Dari Abu 'Ayyasy Az Zuraqi dia berkata; Rasulullah Sholallahu ‘Alaihi Wasallam bersabda: "Barangsiapa ketika pagi hari mengucapkan; "Laa ilaaha illallah wahdahu laa syariikalah lahul mulku walahul hamdu wahuwa 'alaa kulli syai`in qadiir (Tiada ilah selain Allah yang Maha Esa, yang tiada sekutu bagi-Nya, milik-Nya kerajaan dan bagi-Nya segala pujian, serta Dia berkuasa atas segala sesuatu). Maka ia akan mendapatkan pahala seperti memerdekakan seorang budak dari keturunan Isma'il, di hapuskan darinya sepuluh kesalahan, di angkat baginya sepuluh derajat, dan ia tetap terjaga dari syaitan hingga sore hari. Jika dia berada di sore hari, maka ia akan tetap demikian sampai pagi hari menjelang." Perawi berkata; "Seorang laki-laki bermimpi bertemu dengan Rasulullah Sholallahu ‘Alaihi Wasallam sebagaimana mimpinya orang-orang yang tidur, dan dia berkata; "Wahai Rasulullah, Abu 'Ayyasy telah meriwayatkan darimu begini dan begini." Beliau menjawab: "Abu 'Ayyasy benar." Shahih Ibnu Majah (3867)

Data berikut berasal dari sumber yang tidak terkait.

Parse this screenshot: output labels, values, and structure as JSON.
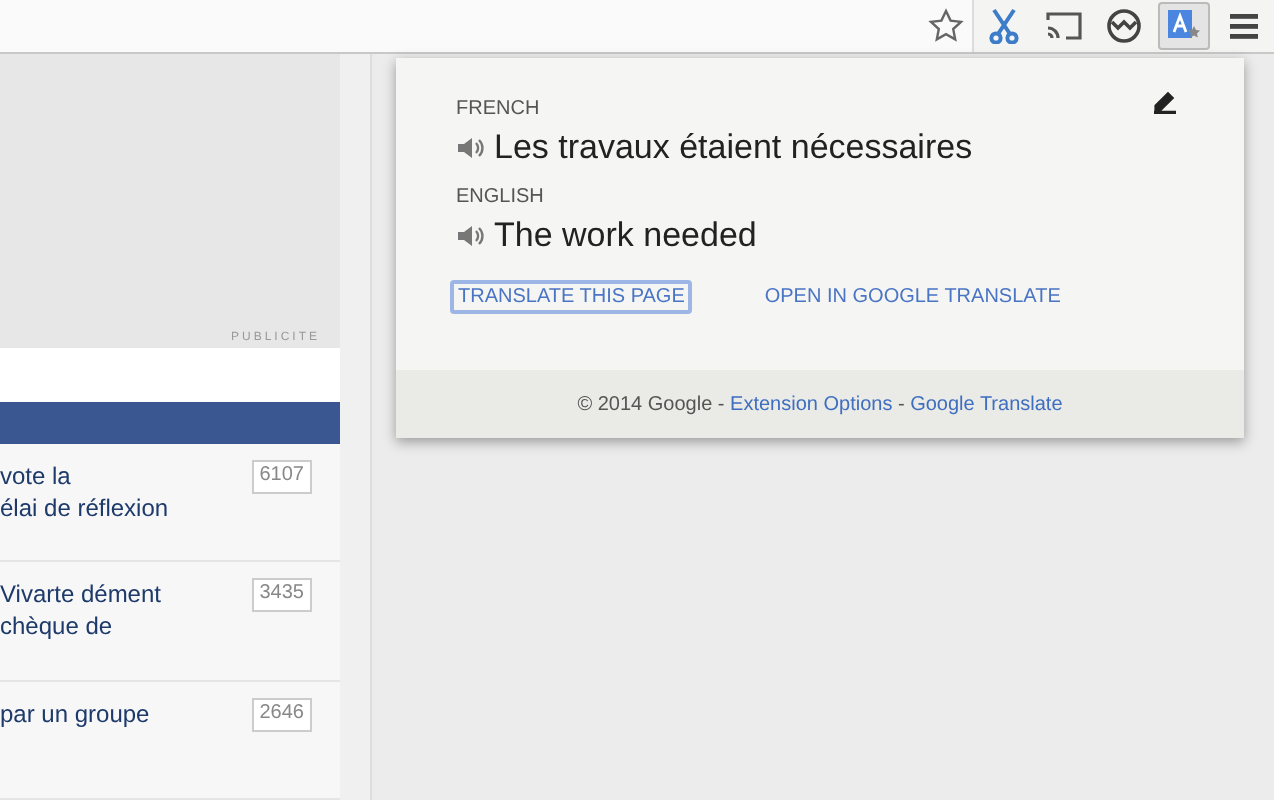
{
  "toolbar": {
    "icons": [
      {
        "kind": "scissors"
      },
      {
        "kind": "cast"
      },
      {
        "kind": "sync"
      },
      {
        "kind": "translate",
        "selected": true
      },
      {
        "kind": "menu"
      }
    ]
  },
  "ad": {
    "label": "PUBLICITE"
  },
  "articles": [
    {
      "lines": [
        "vote la",
        "élai de réflexion"
      ],
      "count": "6107"
    },
    {
      "lines": [
        "Vivarte dément",
        "chèque de"
      ],
      "count": "3435"
    },
    {
      "lines": [
        "par un groupe"
      ],
      "count": "2646"
    }
  ],
  "popup": {
    "source": {
      "language": "FRENCH",
      "text": "Les travaux étaient nécessaires"
    },
    "target": {
      "language": "ENGLISH",
      "text": "The work needed"
    },
    "actions": [
      {
        "label": "TRANSLATE THIS PAGE",
        "selected": true
      },
      {
        "label": "OPEN IN GOOGLE TRANSLATE",
        "selected": false
      }
    ],
    "footer": {
      "text": "© 2014 Google - ",
      "links": [
        "Extension Options",
        "Google Translate"
      ],
      "separator": " - "
    }
  }
}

4. Kapan doa pagi-petang ini dibaca?  ada yang terkait dengan waktu sholat; seperti usai  sholat shubuh (qabla thulu'), dan usai sholat maghrib; ada yang tidak terikat dengan waktu sholat yakni waktu dhuha (pagi) dan ba'da ashar sampai menjelang maghrib.